Hey, I’m just as confused as you! I had no idea five years ago when I started that this thing was going to take off.
I think it was about six months into my blog that I set my self-imposed publishing schedule. A quick poll every Sunday, two articles on Monday and Wednesday and a link of the week on Friday. Yes, there are weeks where I sit at my computer and wonder just what the heck I am going to write about, but fortunately, that hasn’t been an issue too often.
So, to give you an idea of what a week is like for me, here’s the schedule:
Sunday: I wake up and post the Quick Poll I had written 0n Saturday. Have to post that baby on Twitter, Facebook and Google+ – oh, and I have to vote as well. Just to make sure everything works. From there, it’s off to church, the eat some breakfast. After that, I try to get some time in the shop.

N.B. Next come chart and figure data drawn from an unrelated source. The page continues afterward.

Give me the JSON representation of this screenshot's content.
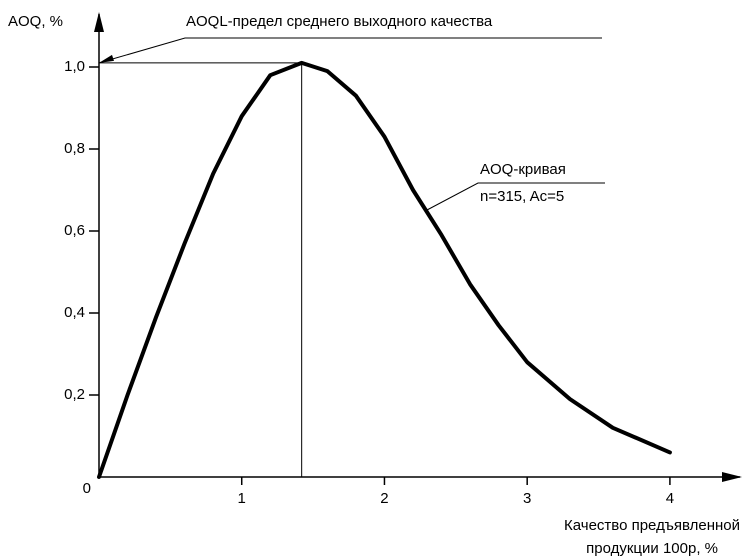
{
  "chart_data": {
    "type": "line",
    "y_label": "AOQ, %",
    "x_label": [
      "Качество предъявленной",
      "продукции 100p, %"
    ],
    "annotations": [
      "AOQL-предел среднего выходного качества",
      "AOQ-кривая",
      "n=315, Ac=5"
    ],
    "x": [
      0,
      0.2,
      0.4,
      0.6,
      0.8,
      1.0,
      1.2,
      1.42,
      1.6,
      1.8,
      2.0,
      2.2,
      2.4,
      2.6,
      2.8,
      3.0,
      3.3,
      3.6,
      4.0
    ],
    "series": [
      {
        "color": "#000000",
        "values": [
          0,
          0.2,
          0.39,
          0.57,
          0.74,
          0.88,
          0.98,
          1.01,
          0.99,
          0.93,
          0.83,
          0.7,
          0.59,
          0.47,
          0.37,
          0.28,
          0.19,
          0.12,
          0.06
        ]
      }
    ],
    "xlim": [
      0,
      4.4
    ],
    "ylim": [
      0,
      1.1
    ],
    "xticks": [
      1,
      2,
      3,
      4
    ],
    "yticks": [
      0,
      {
        "value": 0.2,
        "label": "0,2"
      },
      {
        "value": 0.4,
        "label": "0,4"
      },
      {
        "value": 0.6,
        "label": "0,6"
      },
      {
        "value": 0.8,
        "label": "0,8"
      },
      {
        "value": 1.0,
        "label": "1,0"
      }
    ],
    "grid": false
  }
}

While there, I ask, “What the heck can I write about tomorrow?” and try to think of a tool, technique, observation or the like to draft a quick 500 words on. After dinner, sit down at the computer and bang out Monday’s article.

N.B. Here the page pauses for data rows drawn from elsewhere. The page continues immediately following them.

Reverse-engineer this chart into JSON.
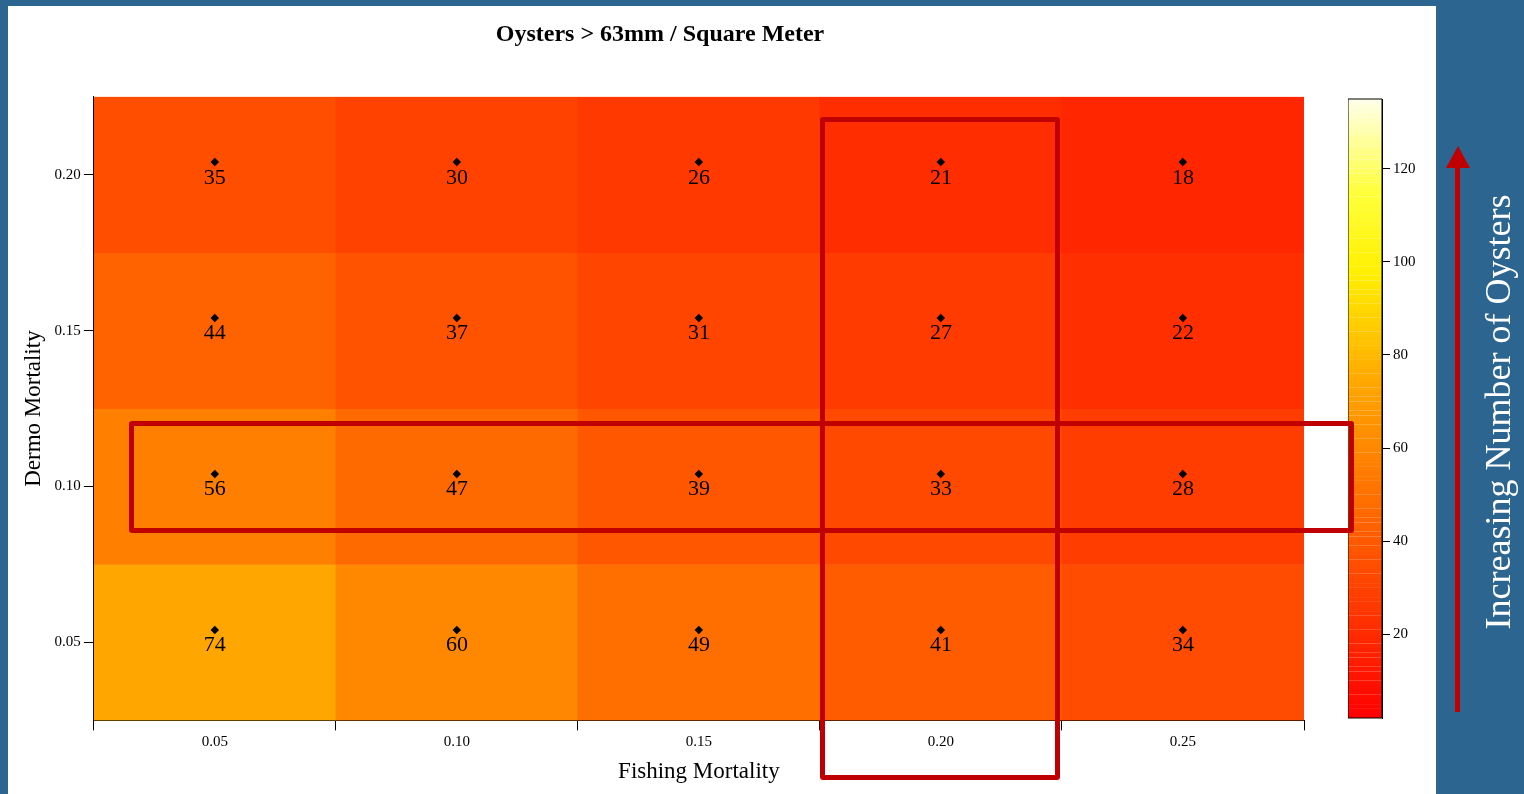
{
  "chart_data": {
    "type": "heatmap",
    "title": "Oysters > 63mm / Square Meter",
    "xlabel": "Fishing Mortality",
    "ylabel": "Dermo Mortality",
    "categories": [
      "0.05",
      "0.10",
      "0.15",
      "0.20",
      "0.25"
    ],
    "y_categories": [
      "0.20",
      "0.15",
      "0.10",
      "0.05"
    ],
    "cells": [
      [
        35,
        30,
        26,
        21,
        18
      ],
      [
        44,
        37,
        31,
        27,
        22
      ],
      [
        56,
        47,
        39,
        33,
        28
      ],
      [
        74,
        60,
        49,
        41,
        34
      ]
    ],
    "data_labels": true,
    "clim": [
      2,
      135
    ],
    "cticks": [
      20,
      40,
      60,
      80,
      100,
      120
    ],
    "annotations": [
      "Increasing Number of Oysters"
    ]
  }
}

Monday: Wake up, drink a cuppa Joe, post the new article and mention it on the social networks. If I’m doing an article for an advertiser, I make sure to send the draft over for review. Go to work and daydream about woodworking. Work out, eat dinner, mess around in the shop before turning in for the night, relieved that I don’t have to draft anything for the next morning.

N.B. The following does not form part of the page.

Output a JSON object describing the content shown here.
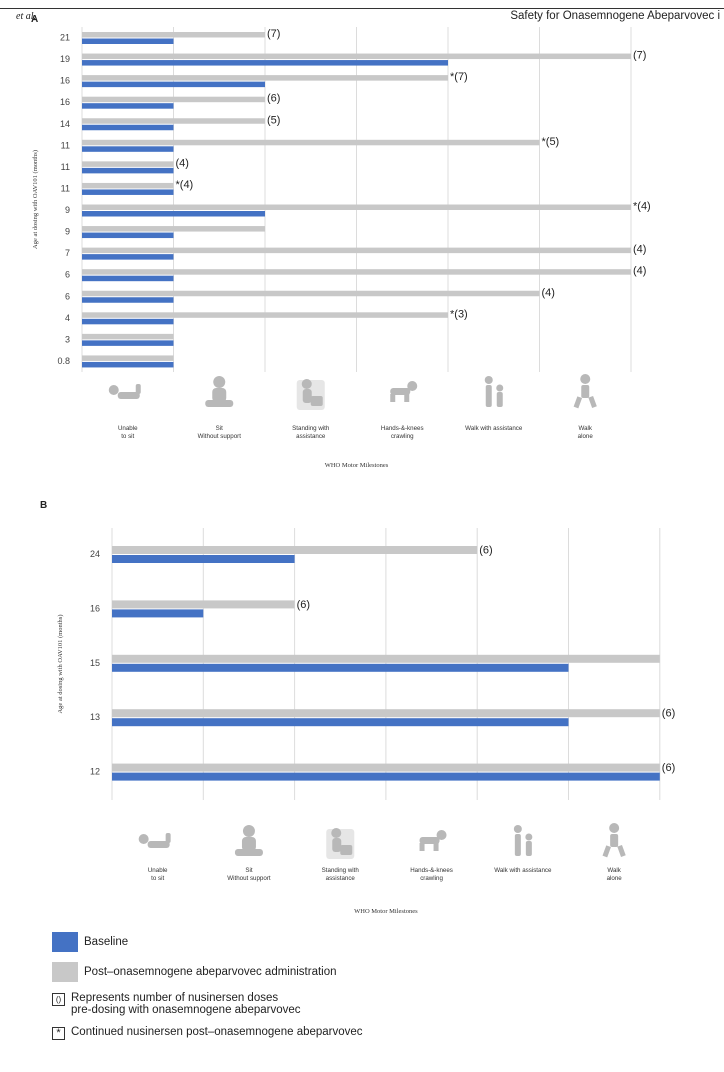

Tuesday: Wake up, down more coffee. Check e-mail and the social networks. Check my readership numbers. Wonder if I have to do a strange woodworking stunt to get more readers. Ponder the thought of jumping the Snake River Canyon on a giant belt sander… Go to work, daydream about woodworking. Come home, eat dinner, suffer small panic attack when I think I have nothing for tomorrow’s post, then realize that – DUH – I already have one. Turn in for the night.
Wednesday: Wake up, attempt to mainline coffee to get the morning jolt. Post the new article and let everyone know what’s going on by pushing it out on the social media outlets. Head off to work, where I will daydream about the stand alone shop I’ll build when I retire. Come home, eat dinner, futilely try to disconnect from the online world, but realize that the Modern Woodworkers Association podcast starts taping at 9 p.m. Bring computer, frosty beverage and Iggy into the shop to record the podcast. Iggy messes with connections, making me sound like a cyborg during the taping. Retire late into the evening.
Thursday: Wake up. Stick tongue directly into outlet to get morning jolt. Check email and social networks. Clean up the mess Iggy left behind after his all-night banana daiquiri bender. Go to work, explore the options for early retirement to begin woodworking full time. Come home, eat dinner, say ‘hey’ to my wife who is now beginning to wonder what I look like in person. Search the web for a new Link of the Week to write about. Discover that half of all woodworking sites are fronts for Ted’s 16 bazillion pirated woodworking plans. Find obscure woodworking link to a site that might interest folks and bang out the article. Try to retire early after wild Wednesday night.
Friday: Wake up. Wash up in a basin full of energy shots and Red Bull. Post Link of the Week on the site, and trumpet mightily about it on the social networks. Realize it’s Friday, so I can sleep in a little the next day. Head off to work. Draft resignation letter where I announce I am going to open a woodworking shop and starve for my craft. Tear up draft and get on with the day’s business. Get home. Eat. Attempt date night with my wife, but we usually collapse on the couch with a good movie and fall asleep.
Saturday: Wake up much later than expected. Eat leisurely breakfast than tend to the dreaded “Honey Do” list… After sweating profusely in the yard, attempt some shop time. Halfway through the shop session, realize, “Oh, crap, I have to come up with a quick poll.” Draft something inane, share link with Marc Spagnuolo and attempt to write something coherent. Attempt some type of social activity… sometimes, we succeed. Get back home, settle in to bed and realize just how lucky I am to be married to an understanding wife, have two great kids and that I sill enjoy woodworking blogging.
Once you add in other things, such as practices for the kids sports activities, helping with homework, cooking and laundry, well, it sure does add up to some exciting times at the Iovino house.